L’opération de police de quatre heures dans un champ anti-fasciste à Carinthien Peršmanhof le dernier dimanche de juillet a provoqué de nombreuses vertèbres au niveau national et international. Après des annonces anonymes qui auraient été reçues vendredi, l’opération était prévue pour le même jour. Officiellement, il s’agissait de violations de la Nature Conservation Act and Camping Act, ainsi que des violations de la décence. La ferme, qui est maintenant un mémorial et un musée, a été le théâtre d’un massacre nazi en 1945.
L’avocat Vouk a été consulté lors du déploiement des participants et des organisateurs. Il dit que la police devait s’intensifier et provoquer des conflits. Selon la présentation officielle de la police, le déploiement a été dirigé par un protecteur constitutionnel, car c’était Antifa.
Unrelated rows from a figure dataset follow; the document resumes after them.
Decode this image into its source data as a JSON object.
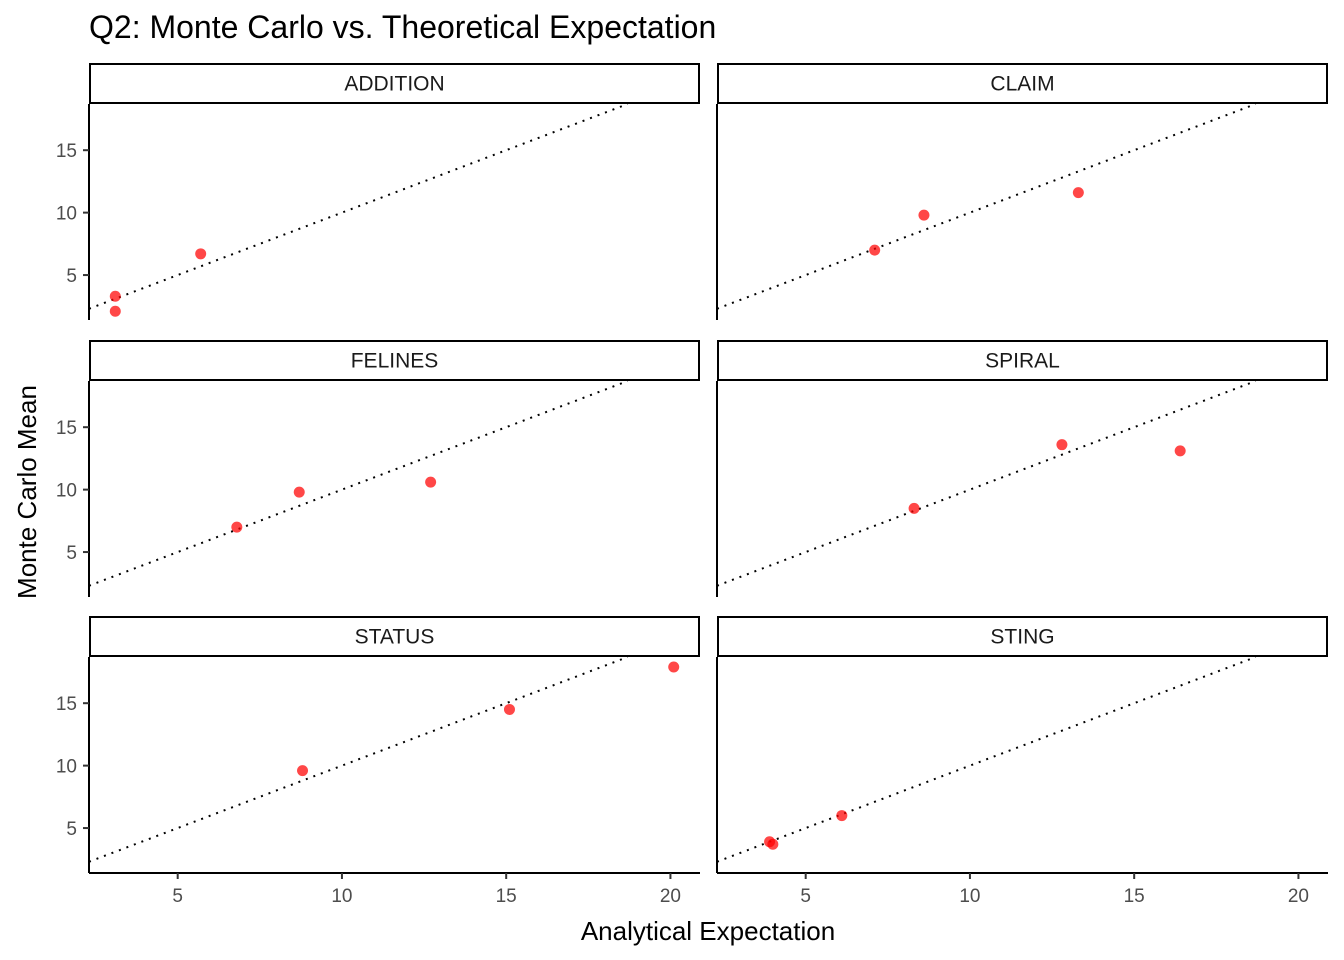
{
  "chart_data": {
    "type": "scatter",
    "title": "Q2: Monte Carlo vs. Theoretical Expectation",
    "xlabel": "Analytical Expectation",
    "ylabel": "Monte Carlo Mean",
    "xlim": [
      2.3,
      20.9
    ],
    "ylim": [
      1.4,
      18.7
    ],
    "x_ticks": [
      5,
      10,
      15,
      20
    ],
    "y_ticks": [
      5,
      10,
      15
    ],
    "reference_line": "y = x",
    "grid": false,
    "point_color": "#ff0000",
    "facets": [
      {
        "label": "ADDITION",
        "points": [
          {
            "x": 3.1,
            "y": 3.3
          },
          {
            "x": 3.1,
            "y": 2.1
          },
          {
            "x": 5.7,
            "y": 6.7
          }
        ]
      },
      {
        "label": "CLAIM",
        "points": [
          {
            "x": 7.1,
            "y": 7.0
          },
          {
            "x": 8.6,
            "y": 9.8
          },
          {
            "x": 13.3,
            "y": 11.6
          }
        ]
      },
      {
        "label": "FELINES",
        "points": [
          {
            "x": 6.8,
            "y": 7.0
          },
          {
            "x": 8.7,
            "y": 9.8
          },
          {
            "x": 12.7,
            "y": 10.6
          }
        ]
      },
      {
        "label": "SPIRAL",
        "points": [
          {
            "x": 8.3,
            "y": 8.5
          },
          {
            "x": 12.8,
            "y": 13.6
          },
          {
            "x": 16.4,
            "y": 13.1
          }
        ]
      },
      {
        "label": "STATUS",
        "points": [
          {
            "x": 8.8,
            "y": 9.6
          },
          {
            "x": 15.1,
            "y": 14.5
          },
          {
            "x": 20.1,
            "y": 17.9
          }
        ]
      },
      {
        "label": "STING",
        "points": [
          {
            "x": 3.9,
            "y": 3.9
          },
          {
            "x": 4.0,
            "y": 3.7
          },
          {
            "x": 6.1,
            "y": 6.0
          }
        ]
      }
    ]
  }
}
La situation sur place a été ébranlée en raison des évaluations d’identité initialement rejetées, d’autres forces ont été consultées, notamment l’hélicoptère de police et un gestionnaire de chiens. 62 violations administratives et deux résistance à la violence de l’État ont été signalées, 32 détermination de l’identité et deux examens personnels ont été effectués.
La police a été brusquement critiquée pour la mission, en partie par la partie politique, en particulier par les Slovènes Carintoni et le pays voisin de Slovénie. Suite à la demande de clarifications, le ministre de l’Intérieur, Gerhard Karner (ÖVP), a utilisé une commission d’analyse qui devrait au moins présenter un rapport intermédiaire d’ici la fin septembre. La commission, dans laquelle des représentants du groupe ethnique sont également impliquées, a commencé leur travail ces derniers jours.